Since their first Pride party in 2021, the events have garnered about 100 people, Gage said. The celebrations bring the community together in a special way, Scudera said.

“I want my kid to see that this is a welcoming community and that, ‘Oh, there’s our neighbor who’s also here, either as an ally or as a queer person. Maybe we didn’t know, but now we all know,’” she said. “Everybody’s out.”
Temple Beth Shalom held a Pride Shabbat, during which they read poetry and prose to elevate the LGBTQ community that is “tightly woven” in the broader synagogue community, Rabbi Perlman said. In conversations with LGBTQ people, Perlman said many feel vulnerable and under attack.
“When someone is in need, we embrace them, we hold them, we strengthen them, we let them know that they are seen and heard,” he said, “and hopefully that they will find strength through the shared relationship that we hold and that we honor.”
Incidents of hate crimes based on gender identity and sexual orientation are on the rise, according to data from the FBI. Crimes against sexual orientation made up almost 19% of all reported crimes, behind race and religion, in 2023. Legislative action labeled as anti-LGBTQ, as well as new federal gender policies, have perhaps shifted the tone of Pride Month.
Those governmental policies coincide with change in United Methodist churches, which voted decisively last year to allow LGBTQ people to be ordained. The change, debated within the religion for decades, caused a sizable percentage of churches to disaffiliate.
Carter Memorial in Needham, however, has stayed. Rev. Sandra Bonnette-Kim said it reflects the church’s updated mission: “Carter Memorial UMC is a multi-generational spirit-led Christian community where all are accepted and nurtured.”
UMC congregations can commit to becoming a “reconciling congregation,” acknowledging that they welcome diverse parishioners, but Needham decided not to, given that governing rules around Methodist churches have relaxed in recent years.
“Because this congregation has always been open, and we have trans people and trans youth in our church, that never had been an issue in this church,” said Bonnette-Kim, who co-chairs Needham Interfaith Clergy Association. “I think that’s one of the reasons I’m not hearing as much and feel the need as much, because they have always been very open and accepting, at least with the LGBTQ issue.”

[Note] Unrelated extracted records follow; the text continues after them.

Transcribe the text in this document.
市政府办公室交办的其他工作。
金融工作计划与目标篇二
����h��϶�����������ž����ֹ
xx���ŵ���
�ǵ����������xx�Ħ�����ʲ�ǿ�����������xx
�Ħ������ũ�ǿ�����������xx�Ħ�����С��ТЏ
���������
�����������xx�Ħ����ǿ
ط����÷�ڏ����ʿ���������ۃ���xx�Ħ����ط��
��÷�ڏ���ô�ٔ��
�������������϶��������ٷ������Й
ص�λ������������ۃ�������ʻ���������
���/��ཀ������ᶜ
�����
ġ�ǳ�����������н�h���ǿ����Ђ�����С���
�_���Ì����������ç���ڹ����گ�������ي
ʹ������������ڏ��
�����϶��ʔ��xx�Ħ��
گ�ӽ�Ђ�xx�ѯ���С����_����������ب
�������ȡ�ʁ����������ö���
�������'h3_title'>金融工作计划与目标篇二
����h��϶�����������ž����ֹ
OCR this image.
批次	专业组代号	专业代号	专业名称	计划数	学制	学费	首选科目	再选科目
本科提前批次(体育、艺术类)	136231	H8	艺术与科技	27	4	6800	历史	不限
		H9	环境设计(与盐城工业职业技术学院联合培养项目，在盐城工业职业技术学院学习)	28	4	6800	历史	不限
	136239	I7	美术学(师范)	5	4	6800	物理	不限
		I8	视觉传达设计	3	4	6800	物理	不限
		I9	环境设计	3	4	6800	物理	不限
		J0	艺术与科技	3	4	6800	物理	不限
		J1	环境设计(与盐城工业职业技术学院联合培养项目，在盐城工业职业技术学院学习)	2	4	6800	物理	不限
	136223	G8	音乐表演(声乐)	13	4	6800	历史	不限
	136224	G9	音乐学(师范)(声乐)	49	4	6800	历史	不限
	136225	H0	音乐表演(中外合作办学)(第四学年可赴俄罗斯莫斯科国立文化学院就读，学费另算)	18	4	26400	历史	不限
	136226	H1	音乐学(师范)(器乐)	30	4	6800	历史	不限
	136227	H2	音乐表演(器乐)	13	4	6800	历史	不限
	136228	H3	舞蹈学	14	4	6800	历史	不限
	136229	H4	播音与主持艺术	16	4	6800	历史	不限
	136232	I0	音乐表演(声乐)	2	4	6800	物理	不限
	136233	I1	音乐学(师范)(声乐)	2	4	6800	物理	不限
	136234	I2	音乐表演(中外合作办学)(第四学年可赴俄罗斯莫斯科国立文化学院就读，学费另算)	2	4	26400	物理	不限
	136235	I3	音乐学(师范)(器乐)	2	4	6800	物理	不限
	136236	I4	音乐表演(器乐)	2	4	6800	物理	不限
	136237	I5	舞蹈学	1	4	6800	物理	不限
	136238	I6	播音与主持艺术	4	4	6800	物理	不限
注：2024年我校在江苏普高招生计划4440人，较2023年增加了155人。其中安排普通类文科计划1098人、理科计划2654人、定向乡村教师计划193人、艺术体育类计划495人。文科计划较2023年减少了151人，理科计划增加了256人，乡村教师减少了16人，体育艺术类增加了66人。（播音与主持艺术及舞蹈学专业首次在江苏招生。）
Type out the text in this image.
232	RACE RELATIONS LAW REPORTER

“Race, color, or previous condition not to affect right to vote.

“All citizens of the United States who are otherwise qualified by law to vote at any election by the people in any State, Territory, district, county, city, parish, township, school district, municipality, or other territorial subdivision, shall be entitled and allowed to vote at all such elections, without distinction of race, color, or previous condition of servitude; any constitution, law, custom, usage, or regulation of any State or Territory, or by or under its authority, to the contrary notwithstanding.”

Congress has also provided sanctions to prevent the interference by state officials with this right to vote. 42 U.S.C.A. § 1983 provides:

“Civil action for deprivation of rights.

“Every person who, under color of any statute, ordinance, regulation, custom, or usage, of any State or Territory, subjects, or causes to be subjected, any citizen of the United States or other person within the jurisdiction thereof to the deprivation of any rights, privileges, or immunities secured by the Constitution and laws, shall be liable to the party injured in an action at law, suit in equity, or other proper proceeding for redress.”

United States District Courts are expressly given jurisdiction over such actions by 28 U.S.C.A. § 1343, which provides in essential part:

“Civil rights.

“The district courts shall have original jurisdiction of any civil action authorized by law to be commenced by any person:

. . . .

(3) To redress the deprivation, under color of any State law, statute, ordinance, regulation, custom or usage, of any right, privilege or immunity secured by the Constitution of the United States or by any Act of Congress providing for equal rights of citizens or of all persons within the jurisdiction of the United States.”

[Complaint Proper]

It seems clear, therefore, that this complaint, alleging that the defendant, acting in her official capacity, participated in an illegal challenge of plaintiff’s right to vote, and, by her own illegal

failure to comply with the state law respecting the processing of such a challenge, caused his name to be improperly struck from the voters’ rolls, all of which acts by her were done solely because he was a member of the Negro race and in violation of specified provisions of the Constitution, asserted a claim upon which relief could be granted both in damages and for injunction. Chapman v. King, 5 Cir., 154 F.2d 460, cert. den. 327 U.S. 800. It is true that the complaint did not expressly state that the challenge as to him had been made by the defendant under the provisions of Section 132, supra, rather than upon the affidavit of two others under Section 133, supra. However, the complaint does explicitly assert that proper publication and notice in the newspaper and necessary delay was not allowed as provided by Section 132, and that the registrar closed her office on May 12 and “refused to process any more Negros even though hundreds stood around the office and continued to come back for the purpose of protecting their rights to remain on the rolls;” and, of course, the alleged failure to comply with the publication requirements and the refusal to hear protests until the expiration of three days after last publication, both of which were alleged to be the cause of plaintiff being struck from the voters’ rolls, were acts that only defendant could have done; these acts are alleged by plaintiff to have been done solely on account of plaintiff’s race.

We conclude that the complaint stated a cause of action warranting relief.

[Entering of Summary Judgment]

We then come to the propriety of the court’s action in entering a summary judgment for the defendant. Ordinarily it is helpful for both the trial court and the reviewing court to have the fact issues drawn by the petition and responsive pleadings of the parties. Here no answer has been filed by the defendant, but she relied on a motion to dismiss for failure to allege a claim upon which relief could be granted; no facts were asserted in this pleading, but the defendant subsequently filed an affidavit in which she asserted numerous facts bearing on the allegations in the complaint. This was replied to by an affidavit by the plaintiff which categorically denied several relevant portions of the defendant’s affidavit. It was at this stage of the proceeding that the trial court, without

At First Parish, Scudera and others are focusing on non-spiritual advocacy and support, including name-change clinics, where transgender and gender queer people receive help filing paperwork to legally change their name on government documents. The Massachusetts Transgender Political Coalition hosted those clinics.
Finn Gardiner, advocacy and organizing manager at the MTPC, spoke about the importance in providing space, particularly for trans people. The MTPC’s newly formed interfaith network is “working to ensure that trans people have a place to worship” and are able to “connect with a higher power,” Gardiner said.
“I think that being in an affirming religious environment helps people become who they are,” Gardiner said. “It helps their mental health. Being spiritually connected has a lot of mental health benefits.”
About 42% of LGBTQ people in Massachusetts are religious, according to a 2020 report by the Williams Institute at the UCLA School of Law.
Pride Month encompasses just 30 days, but for Perlman, those values must extend beyond June. At TBS, that means honoring parishioners for 365 days each year.
“For us, the LGBTQ+ community is an integral part of the broader Temple Beth Shalom community and our collective societal community, and so that’s just super important,” Perlman said. “So, it cannot only be a month. It needs to be a way of walking in this world and living in this world.”
Pride is an expression of joy, which Gage said comes, this year, at a pivotal time.
“It is political in that joy is political, when people are trying to keep you down and demean you and degrade you and write you off, then claiming your joy is political,” Gage said, “but it’s also just beautiful and lovely, and that’s what I’ve experienced.”